Available for download from that posting as an Adobe.pdf file comprising a copy of the letter that we sent certified-mail-return-receipt to each of the top 15 officials of the Mormon Church who, together as a group, govern its affairs, imploring them to recognize that The Bear River Pipeline approved for funding and construction by the Utah State Legislature is a clear violation of Mormon Doctrine -- and to take effective action to stop the project.

In the 3 months since those letters were received, the Mormon Church has not taken any action.

Accordingly, it is time to consider one of our “Six Degrees of Separation E-mail Campaigns” to all of our friends and acquaintances, imploring them to join our Working Group in exploring the feasibility of (and, if possible, the institution of) a lawsuit against the U.S. Government for a Writ of Mandamus.

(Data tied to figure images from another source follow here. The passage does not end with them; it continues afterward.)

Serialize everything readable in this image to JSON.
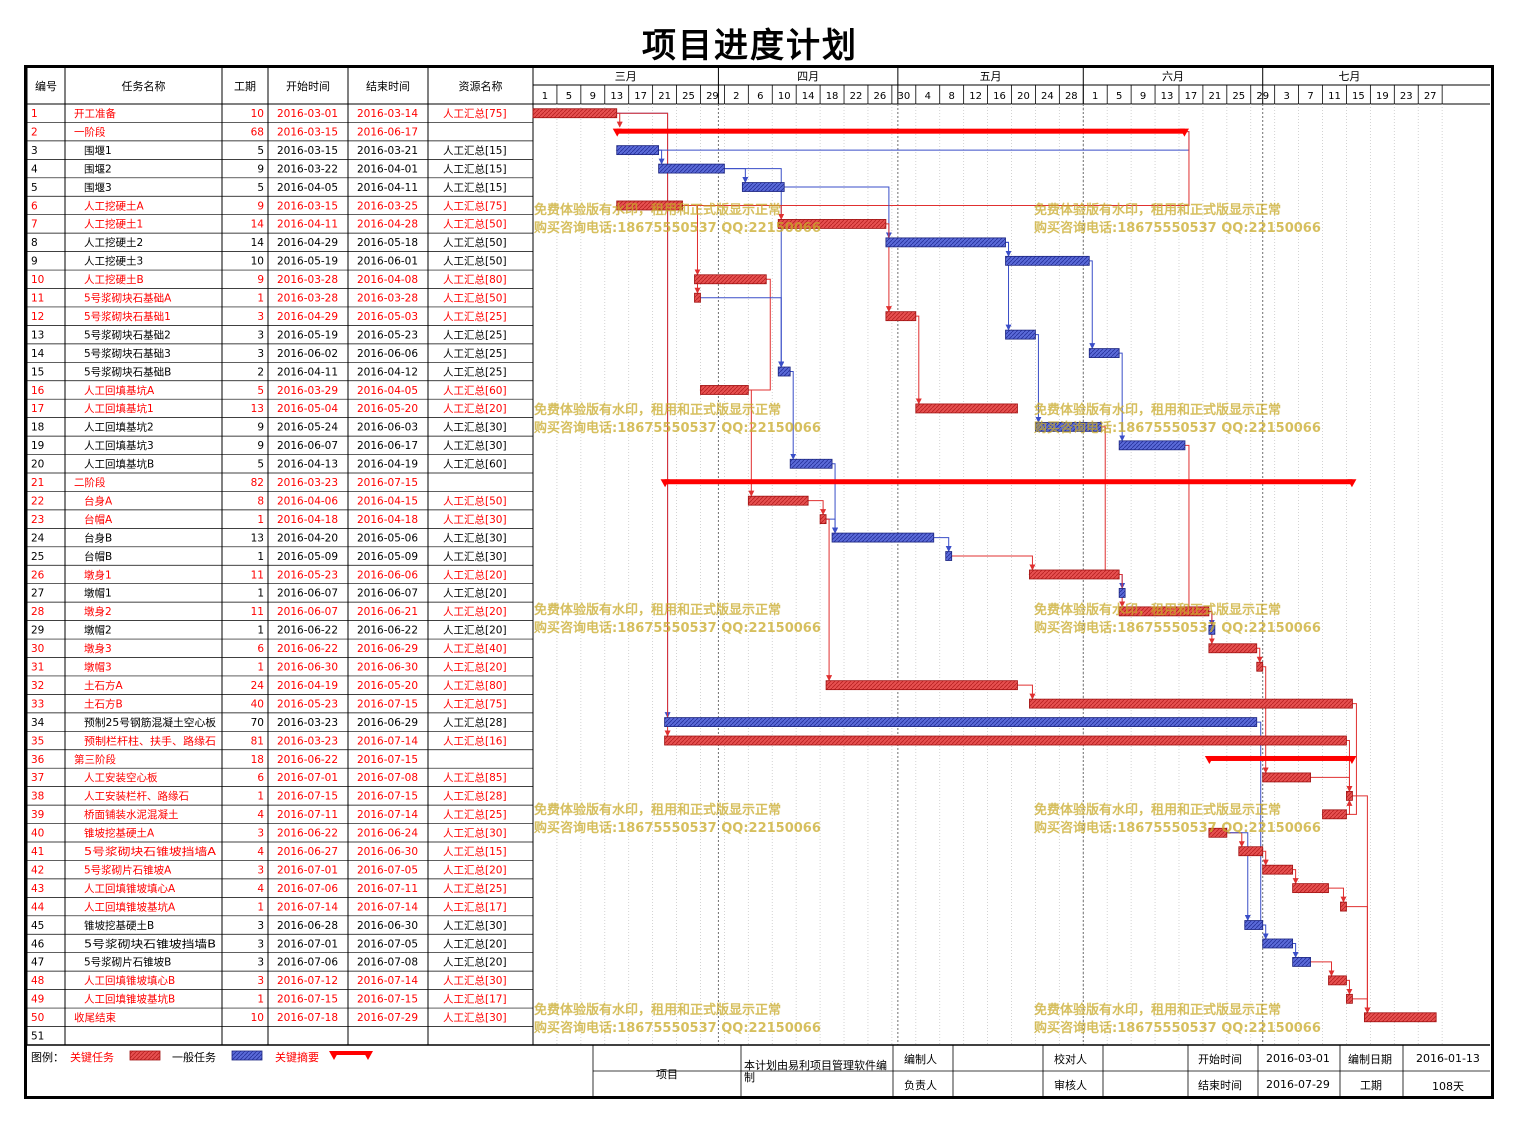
{
  "title": "项目进度计划",
  "headers": [
    "编号",
    "任务名称",
    "工期",
    "开始时间",
    "结束时间",
    "资源名称"
  ],
  "months": [
    "三月",
    "四月",
    "五月",
    "六月",
    "七月"
  ],
  "day_ticks": [
    "1",
    "5",
    "9",
    "13",
    "17",
    "21",
    "25",
    "29",
    "2",
    "6",
    "10",
    "14",
    "18",
    "22",
    "26",
    "30",
    "4",
    "8",
    "12",
    "16",
    "20",
    "24",
    "28",
    "1",
    "5",
    "9",
    "13",
    "17",
    "21",
    "25",
    "29",
    "3",
    "7",
    "11",
    "15",
    "19",
    "23",
    "27"
  ],
  "colors": {
    "critical": "#e03030",
    "normal": "#3a4ec8",
    "summary": "#ff0000",
    "critical_text": "#ff0000",
    "normal_text": "#000000"
  },
  "watermark": [
    "免费体验版有水印，租用和正式版显示正常",
    "购买咨询电话:18675550537 QQ:22150066"
  ],
  "legend": {
    "label": "图例：",
    "critical": "关键任务",
    "normal": "一般任务",
    "summary": "关键摘要"
  },
  "footer": {
    "project_label": "项目",
    "software_note": "本计划由易利项目管理软件编制",
    "editor_label": "编制人",
    "checker_label": "校对人",
    "start_label": "开始时间",
    "start_value": "2016-03-01",
    "date_label": "编制日期",
    "date_value": "2016-01-13",
    "owner_label": "负责人",
    "reviewer_label": "审核人",
    "end_label": "结束时间",
    "end_value": "2016-07-29",
    "duration_label": "工期",
    "duration_value": "108天"
  },
  "chart_data": {
    "type": "gantt",
    "title": "项目进度计划",
    "x_range": [
      "2016-03-01",
      "2016-07-29"
    ],
    "tasks": [
      {
        "id": "1",
        "name": "开工准备",
        "level": 0,
        "dur": "10",
        "start": "2016-03-01",
        "end": "2016-03-14",
        "res": "人工汇总[75]",
        "kind": "critical"
      },
      {
        "id": "2",
        "name": "一阶段",
        "level": 0,
        "dur": "68",
        "start": "2016-03-15",
        "end": "2016-06-17",
        "res": "",
        "kind": "summary"
      },
      {
        "id": "3",
        "name": "围堰1",
        "level": 1,
        "dur": "5",
        "start": "2016-03-15",
        "end": "2016-03-21",
        "res": "人工汇总[15]",
        "kind": "normal"
      },
      {
        "id": "4",
        "name": "围堰2",
        "level": 1,
        "dur": "9",
        "start": "2016-03-22",
        "end": "2016-04-01",
        "res": "人工汇总[15]",
        "kind": "normal"
      },
      {
        "id": "5",
        "name": "围堰3",
        "level": 1,
        "dur": "5",
        "start": "2016-04-05",
        "end": "2016-04-11",
        "res": "人工汇总[15]",
        "kind": "normal"
      },
      {
        "id": "6",
        "name": "人工挖硬土A",
        "level": 1,
        "dur": "9",
        "start": "2016-03-15",
        "end": "2016-03-25",
        "res": "人工汇总[75]",
        "kind": "critical"
      },
      {
        "id": "7",
        "name": "人工挖硬土1",
        "level": 1,
        "dur": "14",
        "start": "2016-04-11",
        "end": "2016-04-28",
        "res": "人工汇总[50]",
        "kind": "critical"
      },
      {
        "id": "8",
        "name": "人工挖硬土2",
        "level": 1,
        "dur": "14",
        "start": "2016-04-29",
        "end": "2016-05-18",
        "res": "人工汇总[50]",
        "kind": "normal"
      },
      {
        "id": "9",
        "name": "人工挖硬土3",
        "level": 1,
        "dur": "10",
        "start": "2016-05-19",
        "end": "2016-06-01",
        "res": "人工汇总[50]",
        "kind": "normal"
      },
      {
        "id": "10",
        "name": "人工挖硬土B",
        "level": 1,
        "dur": "9",
        "start": "2016-03-28",
        "end": "2016-04-08",
        "res": "人工汇总[80]",
        "kind": "critical"
      },
      {
        "id": "11",
        "name": "5号浆砌块石基础A",
        "level": 1,
        "dur": "1",
        "start": "2016-03-28",
        "end": "2016-03-28",
        "res": "人工汇总[50]",
        "kind": "critical"
      },
      {
        "id": "12",
        "name": "5号浆砌块石基础1",
        "level": 1,
        "dur": "3",
        "start": "2016-04-29",
        "end": "2016-05-03",
        "res": "人工汇总[25]",
        "kind": "critical"
      },
      {
        "id": "13",
        "name": "5号浆砌块石基础2",
        "level": 1,
        "dur": "3",
        "start": "2016-05-19",
        "end": "2016-05-23",
        "res": "人工汇总[25]",
        "kind": "normal"
      },
      {
        "id": "14",
        "name": "5号浆砌块石基础3",
        "level": 1,
        "dur": "3",
        "start": "2016-06-02",
        "end": "2016-06-06",
        "res": "人工汇总[25]",
        "kind": "normal"
      },
      {
        "id": "15",
        "name": "5号浆砌块石基础B",
        "level": 1,
        "dur": "2",
        "start": "2016-04-11",
        "end": "2016-04-12",
        "res": "人工汇总[25]",
        "kind": "normal"
      },
      {
        "id": "16",
        "name": "人工回填基坑A",
        "level": 1,
        "dur": "5",
        "start": "2016-03-29",
        "end": "2016-04-05",
        "res": "人工汇总[60]",
        "kind": "critical"
      },
      {
        "id": "17",
        "name": "人工回填基坑1",
        "level": 1,
        "dur": "13",
        "start": "2016-05-04",
        "end": "2016-05-20",
        "res": "人工汇总[20]",
        "kind": "critical"
      },
      {
        "id": "18",
        "name": "人工回填基坑2",
        "level": 1,
        "dur": "9",
        "start": "2016-05-24",
        "end": "2016-06-03",
        "res": "人工汇总[30]",
        "kind": "normal"
      },
      {
        "id": "19",
        "name": "人工回填基坑3",
        "level": 1,
        "dur": "9",
        "start": "2016-06-07",
        "end": "2016-06-17",
        "res": "人工汇总[30]",
        "kind": "normal"
      },
      {
        "id": "20",
        "name": "人工回填基坑B",
        "level": 1,
        "dur": "5",
        "start": "2016-04-13",
        "end": "2016-04-19",
        "res": "人工汇总[60]",
        "kind": "normal"
      },
      {
        "id": "21",
        "name": "二阶段",
        "level": 0,
        "dur": "82",
        "start": "2016-03-23",
        "end": "2016-07-15",
        "res": "",
        "kind": "summary"
      },
      {
        "id": "22",
        "name": "台身A",
        "level": 1,
        "dur": "8",
        "start": "2016-04-06",
        "end": "2016-04-15",
        "res": "人工汇总[50]",
        "kind": "critical"
      },
      {
        "id": "23",
        "name": "台帽A",
        "level": 1,
        "dur": "1",
        "start": "2016-04-18",
        "end": "2016-04-18",
        "res": "人工汇总[30]",
        "kind": "critical"
      },
      {
        "id": "24",
        "name": "台身B",
        "level": 1,
        "dur": "13",
        "start": "2016-04-20",
        "end": "2016-05-06",
        "res": "人工汇总[30]",
        "kind": "normal"
      },
      {
        "id": "25",
        "name": "台帽B",
        "level": 1,
        "dur": "1",
        "start": "2016-05-09",
        "end": "2016-05-09",
        "res": "人工汇总[30]",
        "kind": "normal"
      },
      {
        "id": "26",
        "name": "墩身1",
        "level": 1,
        "dur": "11",
        "start": "2016-05-23",
        "end": "2016-06-06",
        "res": "人工汇总[20]",
        "kind": "critical"
      },
      {
        "id": "27",
        "name": "墩帽1",
        "level": 1,
        "dur": "1",
        "start": "2016-06-07",
        "end": "2016-06-07",
        "res": "人工汇总[20]",
        "kind": "normal"
      },
      {
        "id": "28",
        "name": "墩身2",
        "level": 1,
        "dur": "11",
        "start": "2016-06-07",
        "end": "2016-06-21",
        "res": "人工汇总[20]",
        "kind": "critical"
      },
      {
        "id": "29",
        "name": "墩帽2",
        "level": 1,
        "dur": "1",
        "start": "2016-06-22",
        "end": "2016-06-22",
        "res": "人工汇总[20]",
        "kind": "normal"
      },
      {
        "id": "30",
        "name": "墩身3",
        "level": 1,
        "dur": "6",
        "start": "2016-06-22",
        "end": "2016-06-29",
        "res": "人工汇总[40]",
        "kind": "critical"
      },
      {
        "id": "31",
        "name": "墩帽3",
        "level": 1,
        "dur": "1",
        "start": "2016-06-30",
        "end": "2016-06-30",
        "res": "人工汇总[20]",
        "kind": "critical"
      },
      {
        "id": "32",
        "name": "土石方A",
        "level": 1,
        "dur": "24",
        "start": "2016-04-19",
        "end": "2016-05-20",
        "res": "人工汇总[80]",
        "kind": "critical"
      },
      {
        "id": "33",
        "name": "土石方B",
        "level": 1,
        "dur": "40",
        "start": "2016-05-23",
        "end": "2016-07-15",
        "res": "人工汇总[75]",
        "kind": "critical"
      },
      {
        "id": "34",
        "name": "预制25号钢筋混凝土空心板",
        "level": 1,
        "dur": "70",
        "start": "2016-03-23",
        "end": "2016-06-29",
        "res": "人工汇总[28]",
        "kind": "normal"
      },
      {
        "id": "35",
        "name": "预制栏杆柱、扶手、路缘石",
        "level": 1,
        "dur": "81",
        "start": "2016-03-23",
        "end": "2016-07-14",
        "res": "人工汇总[16]",
        "kind": "critical"
      },
      {
        "id": "36",
        "name": "第三阶段",
        "level": 0,
        "dur": "18",
        "start": "2016-06-22",
        "end": "2016-07-15",
        "res": "",
        "kind": "summary"
      },
      {
        "id": "37",
        "name": "人工安装空心板",
        "level": 1,
        "dur": "6",
        "start": "2016-07-01",
        "end": "2016-07-08",
        "res": "人工汇总[85]",
        "kind": "critical"
      },
      {
        "id": "38",
        "name": "人工安装栏杆、路缘石",
        "level": 1,
        "dur": "1",
        "start": "2016-07-15",
        "end": "2016-07-15",
        "res": "人工汇总[28]",
        "kind": "critical"
      },
      {
        "id": "39",
        "name": "桥面铺装水泥混凝土",
        "level": 1,
        "dur": "4",
        "start": "2016-07-11",
        "end": "2016-07-14",
        "res": "人工汇总[25]",
        "kind": "critical"
      },
      {
        "id": "40",
        "name": "锥坡挖基硬土A",
        "level": 1,
        "dur": "3",
        "start": "2016-06-22",
        "end": "2016-06-24",
        "res": "人工汇总[30]",
        "kind": "critical"
      },
      {
        "id": "41",
        "name": "5号浆砌块石锥坡挡墙A",
        "level": 1,
        "dur": "4",
        "start": "2016-06-27",
        "end": "2016-06-30",
        "res": "人工汇总[15]",
        "kind": "critical"
      },
      {
        "id": "42",
        "name": "5号浆砌片石锥坡A",
        "level": 1,
        "dur": "3",
        "start": "2016-07-01",
        "end": "2016-07-05",
        "res": "人工汇总[20]",
        "kind": "critical"
      },
      {
        "id": "43",
        "name": "人工回填锥坡填心A",
        "level": 1,
        "dur": "4",
        "start": "2016-07-06",
        "end": "2016-07-11",
        "res": "人工汇总[25]",
        "kind": "critical"
      },
      {
        "id": "44",
        "name": "人工回填锥坡基坑A",
        "level": 1,
        "dur": "1",
        "start": "2016-07-14",
        "end": "2016-07-14",
        "res": "人工汇总[17]",
        "kind": "critical"
      },
      {
        "id": "45",
        "name": "锥坡挖基硬土B",
        "level": 1,
        "dur": "3",
        "start": "2016-06-28",
        "end": "2016-06-30",
        "res": "人工汇总[30]",
        "kind": "normal"
      },
      {
        "id": "46",
        "name": "5号浆砌块石锥坡挡墙B",
        "level": 1,
        "dur": "3",
        "start": "2016-07-01",
        "end": "2016-07-05",
        "res": "人工汇总[20]",
        "kind": "normal"
      },
      {
        "id": "47",
        "name": "5号浆砌片石锥坡B",
        "level": 1,
        "dur": "3",
        "start": "2016-07-06",
        "end": "2016-07-08",
        "res": "人工汇总[20]",
        "kind": "normal"
      },
      {
        "id": "48",
        "name": "人工回填锥坡填心B",
        "level": 1,
        "dur": "3",
        "start": "2016-07-12",
        "end": "2016-07-14",
        "res": "人工汇总[30]",
        "kind": "critical"
      },
      {
        "id": "49",
        "name": "人工回填锥坡基坑B",
        "level": 1,
        "dur": "1",
        "start": "2016-07-15",
        "end": "2016-07-15",
        "res": "人工汇总[17]",
        "kind": "critical"
      },
      {
        "id": "50",
        "name": "收尾结束",
        "level": 0,
        "dur": "10",
        "start": "2016-07-18",
        "end": "2016-07-29",
        "res": "人工汇总[30]",
        "kind": "critical"
      },
      {
        "id": "51",
        "name": "",
        "level": 0,
        "dur": "",
        "start": "",
        "end": "",
        "res": "",
        "kind": "none"
      }
    ],
    "links": [
      [
        1,
        2
      ],
      [
        1,
        34
      ],
      [
        1,
        35
      ],
      [
        2,
        3
      ],
      [
        2,
        6
      ],
      [
        3,
        4
      ],
      [
        4,
        5
      ],
      [
        4,
        15
      ],
      [
        5,
        8
      ],
      [
        6,
        10
      ],
      [
        6,
        11
      ],
      [
        6,
        7
      ],
      [
        10,
        16
      ],
      [
        11,
        15
      ],
      [
        7,
        12
      ],
      [
        12,
        17
      ],
      [
        8,
        9
      ],
      [
        8,
        13
      ],
      [
        9,
        14
      ],
      [
        13,
        18
      ],
      [
        14,
        19
      ],
      [
        15,
        20
      ],
      [
        20,
        24
      ],
      [
        16,
        22
      ],
      [
        22,
        23
      ],
      [
        23,
        24
      ],
      [
        24,
        25
      ],
      [
        25,
        26
      ],
      [
        26,
        27
      ],
      [
        26,
        28
      ],
      [
        28,
        29
      ],
      [
        28,
        30
      ],
      [
        30,
        31
      ],
      [
        18,
        26
      ],
      [
        19,
        28
      ],
      [
        23,
        32
      ],
      [
        32,
        33
      ],
      [
        31,
        37
      ],
      [
        37,
        38
      ],
      [
        39,
        38
      ],
      [
        33,
        39
      ],
      [
        35,
        38
      ],
      [
        40,
        41
      ],
      [
        41,
        42
      ],
      [
        42,
        43
      ],
      [
        43,
        44
      ],
      [
        40,
        45
      ],
      [
        45,
        46
      ],
      [
        46,
        47
      ],
      [
        47,
        48
      ],
      [
        48,
        49
      ],
      [
        34,
        45
      ],
      [
        44,
        50
      ],
      [
        49,
        50
      ],
      [
        38,
        50
      ]
    ]
  }
}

And imploring all of our friends and acquaintances to similarly implore all of their friends and acquaintances in an unending chain.

[NB: As explained in the Suggested Answers to this month’s Short Quiz, a Writ of Mandamus is a “plain-vanilla, garden-variety” court order to governmental officials to “do their duty” -- in this case to preserve the national environmental and ecological treasure that is Great Salt Lake.]